MegaDetector Pipeline Setup Instructions

Prerequisites

You must have access to the shared Azure Machine Learning (AML) workspace in the same subscription,( currently is ns-ii-tech-stg-ml-workspace).
The following datastores are and should be configured:
- landing_kutuma_hashed: Contains raw images.
- ml_public_models: Stores the MegaDetector model (currently: md_v5b.0.0.pt).
- bronze_camera_trap: For processed results.
- bronze_megadetector: For detection results.

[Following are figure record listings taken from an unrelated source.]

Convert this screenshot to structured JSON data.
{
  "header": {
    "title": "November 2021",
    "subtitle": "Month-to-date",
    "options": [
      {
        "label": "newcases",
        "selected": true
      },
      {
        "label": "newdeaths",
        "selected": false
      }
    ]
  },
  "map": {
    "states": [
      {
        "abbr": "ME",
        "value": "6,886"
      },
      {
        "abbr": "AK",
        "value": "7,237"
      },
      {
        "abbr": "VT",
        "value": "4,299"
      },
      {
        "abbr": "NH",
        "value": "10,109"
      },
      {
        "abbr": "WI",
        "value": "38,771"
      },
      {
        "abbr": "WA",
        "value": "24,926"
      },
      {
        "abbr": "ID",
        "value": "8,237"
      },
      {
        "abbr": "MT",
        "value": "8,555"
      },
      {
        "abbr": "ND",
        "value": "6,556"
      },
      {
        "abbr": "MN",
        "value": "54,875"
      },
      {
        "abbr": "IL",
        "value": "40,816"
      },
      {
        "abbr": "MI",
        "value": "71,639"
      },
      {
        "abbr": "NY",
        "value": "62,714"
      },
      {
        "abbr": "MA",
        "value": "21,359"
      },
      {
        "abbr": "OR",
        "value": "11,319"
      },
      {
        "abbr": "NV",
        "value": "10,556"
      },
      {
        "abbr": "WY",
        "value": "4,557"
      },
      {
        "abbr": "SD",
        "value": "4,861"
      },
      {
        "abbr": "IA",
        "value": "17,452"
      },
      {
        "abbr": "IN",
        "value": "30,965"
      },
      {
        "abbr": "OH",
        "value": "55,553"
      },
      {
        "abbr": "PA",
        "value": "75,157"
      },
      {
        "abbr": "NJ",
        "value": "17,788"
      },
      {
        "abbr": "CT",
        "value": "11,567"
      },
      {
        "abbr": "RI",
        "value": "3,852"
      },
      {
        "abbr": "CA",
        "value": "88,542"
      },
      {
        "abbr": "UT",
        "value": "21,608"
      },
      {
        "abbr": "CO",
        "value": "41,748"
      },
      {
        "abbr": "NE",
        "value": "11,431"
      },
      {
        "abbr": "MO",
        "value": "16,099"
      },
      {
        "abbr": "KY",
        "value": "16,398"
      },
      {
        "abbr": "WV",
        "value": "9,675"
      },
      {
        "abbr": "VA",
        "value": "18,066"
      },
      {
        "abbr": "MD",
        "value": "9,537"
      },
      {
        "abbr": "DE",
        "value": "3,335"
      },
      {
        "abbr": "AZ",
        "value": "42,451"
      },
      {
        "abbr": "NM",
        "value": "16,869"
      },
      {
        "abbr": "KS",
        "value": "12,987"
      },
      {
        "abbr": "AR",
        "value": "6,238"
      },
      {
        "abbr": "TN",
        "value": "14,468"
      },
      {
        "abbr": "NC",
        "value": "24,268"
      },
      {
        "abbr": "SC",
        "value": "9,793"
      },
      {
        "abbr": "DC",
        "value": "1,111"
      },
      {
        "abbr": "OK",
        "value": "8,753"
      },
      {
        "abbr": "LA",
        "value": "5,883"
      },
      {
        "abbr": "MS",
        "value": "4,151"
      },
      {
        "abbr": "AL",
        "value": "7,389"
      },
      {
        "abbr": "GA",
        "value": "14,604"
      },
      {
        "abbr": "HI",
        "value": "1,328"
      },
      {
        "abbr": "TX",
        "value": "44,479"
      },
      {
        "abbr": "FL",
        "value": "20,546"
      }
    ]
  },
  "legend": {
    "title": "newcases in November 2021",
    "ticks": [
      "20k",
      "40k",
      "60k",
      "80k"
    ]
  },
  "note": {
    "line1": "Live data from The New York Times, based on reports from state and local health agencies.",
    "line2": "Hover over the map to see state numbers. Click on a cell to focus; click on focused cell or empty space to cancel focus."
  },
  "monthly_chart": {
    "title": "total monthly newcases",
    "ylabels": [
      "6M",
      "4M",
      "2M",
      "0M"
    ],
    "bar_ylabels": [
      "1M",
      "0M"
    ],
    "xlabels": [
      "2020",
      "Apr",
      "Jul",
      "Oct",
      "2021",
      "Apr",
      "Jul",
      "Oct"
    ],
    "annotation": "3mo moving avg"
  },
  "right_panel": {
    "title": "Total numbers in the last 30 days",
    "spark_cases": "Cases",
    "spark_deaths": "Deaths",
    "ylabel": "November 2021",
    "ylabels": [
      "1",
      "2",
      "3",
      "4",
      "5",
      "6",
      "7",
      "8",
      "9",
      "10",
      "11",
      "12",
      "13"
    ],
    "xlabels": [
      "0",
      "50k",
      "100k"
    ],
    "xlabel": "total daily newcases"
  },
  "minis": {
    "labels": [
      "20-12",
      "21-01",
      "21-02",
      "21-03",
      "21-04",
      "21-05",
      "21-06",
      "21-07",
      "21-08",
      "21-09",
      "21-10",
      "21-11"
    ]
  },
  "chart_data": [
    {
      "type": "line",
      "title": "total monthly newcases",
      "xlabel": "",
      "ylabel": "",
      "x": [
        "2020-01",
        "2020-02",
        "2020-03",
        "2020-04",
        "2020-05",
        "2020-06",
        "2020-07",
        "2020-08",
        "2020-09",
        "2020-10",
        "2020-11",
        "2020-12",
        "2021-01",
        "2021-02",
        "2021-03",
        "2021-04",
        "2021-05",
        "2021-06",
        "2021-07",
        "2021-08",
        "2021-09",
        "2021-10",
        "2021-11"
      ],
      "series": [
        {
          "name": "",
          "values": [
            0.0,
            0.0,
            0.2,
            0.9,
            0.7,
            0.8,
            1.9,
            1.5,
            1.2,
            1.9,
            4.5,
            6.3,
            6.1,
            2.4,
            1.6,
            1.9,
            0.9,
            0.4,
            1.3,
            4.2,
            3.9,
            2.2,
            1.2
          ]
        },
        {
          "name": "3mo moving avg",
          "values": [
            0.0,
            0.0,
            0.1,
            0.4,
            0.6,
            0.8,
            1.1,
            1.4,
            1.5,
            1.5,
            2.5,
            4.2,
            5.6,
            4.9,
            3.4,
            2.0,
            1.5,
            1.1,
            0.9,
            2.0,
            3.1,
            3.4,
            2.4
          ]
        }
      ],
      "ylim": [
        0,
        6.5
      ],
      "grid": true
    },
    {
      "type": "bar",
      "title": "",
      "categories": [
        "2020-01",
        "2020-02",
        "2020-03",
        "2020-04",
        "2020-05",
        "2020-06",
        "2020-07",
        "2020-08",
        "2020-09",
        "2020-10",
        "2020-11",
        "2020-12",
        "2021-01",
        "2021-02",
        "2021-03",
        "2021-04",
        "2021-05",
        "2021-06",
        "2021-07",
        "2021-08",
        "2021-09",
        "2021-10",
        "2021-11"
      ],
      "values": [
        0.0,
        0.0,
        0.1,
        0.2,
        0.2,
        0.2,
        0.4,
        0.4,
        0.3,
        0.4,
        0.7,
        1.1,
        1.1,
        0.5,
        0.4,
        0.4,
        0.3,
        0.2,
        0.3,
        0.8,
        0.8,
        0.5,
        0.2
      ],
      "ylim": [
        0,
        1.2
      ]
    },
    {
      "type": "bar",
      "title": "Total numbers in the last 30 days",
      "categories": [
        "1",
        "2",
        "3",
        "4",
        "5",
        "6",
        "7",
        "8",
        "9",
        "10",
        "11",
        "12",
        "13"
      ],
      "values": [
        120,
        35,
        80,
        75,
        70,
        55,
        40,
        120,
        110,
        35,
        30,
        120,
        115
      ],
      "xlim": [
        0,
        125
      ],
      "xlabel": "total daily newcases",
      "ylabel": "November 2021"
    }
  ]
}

Setting Up the Pipeline in Azure Machine Learning Studio

1. Log into Azure Machine Learning Studio

Go to Azure Machine Learning Studio and select the workspace in your subscription.

2. Verify Datastores

Ensure that the necessary datastores are set up:

landing_kutuma_hashed
ml_public_models
bronze_camera_trap
bronze_megadetector

3. Verify Pipeline Configuration

The current pipeline is named MegaDetector-NaturalState-RBP-Pipeline and processes images in phases.
Phases 1-3 handle ingestion, detection, and post-processing of camera trap images.

4. Running the Pipeline

Open the pipeline in AML Studio.
Verify the input data directory under landing_kutuma_hashed.
Set the output locations in bronze_megadetector and bronze_camera_trap.
Click Submit to start the pipeline.

5. Monitor Execution

Once submitted, monitor the pipeline’s progress under Experiments. Detailed logs will be available for each step of the pipeline.

Pipeline Deployment

The MegaDetector pipeline is deployed and managed primarily via a scheduled endpoint. Documentation on how to deploy this endpoint using Terraform is available in the NIP-Lakehouse-Infra repository.

For further details on setting up the infrastructure required for the MegaDetector pipeline, consult the Terraform configuration.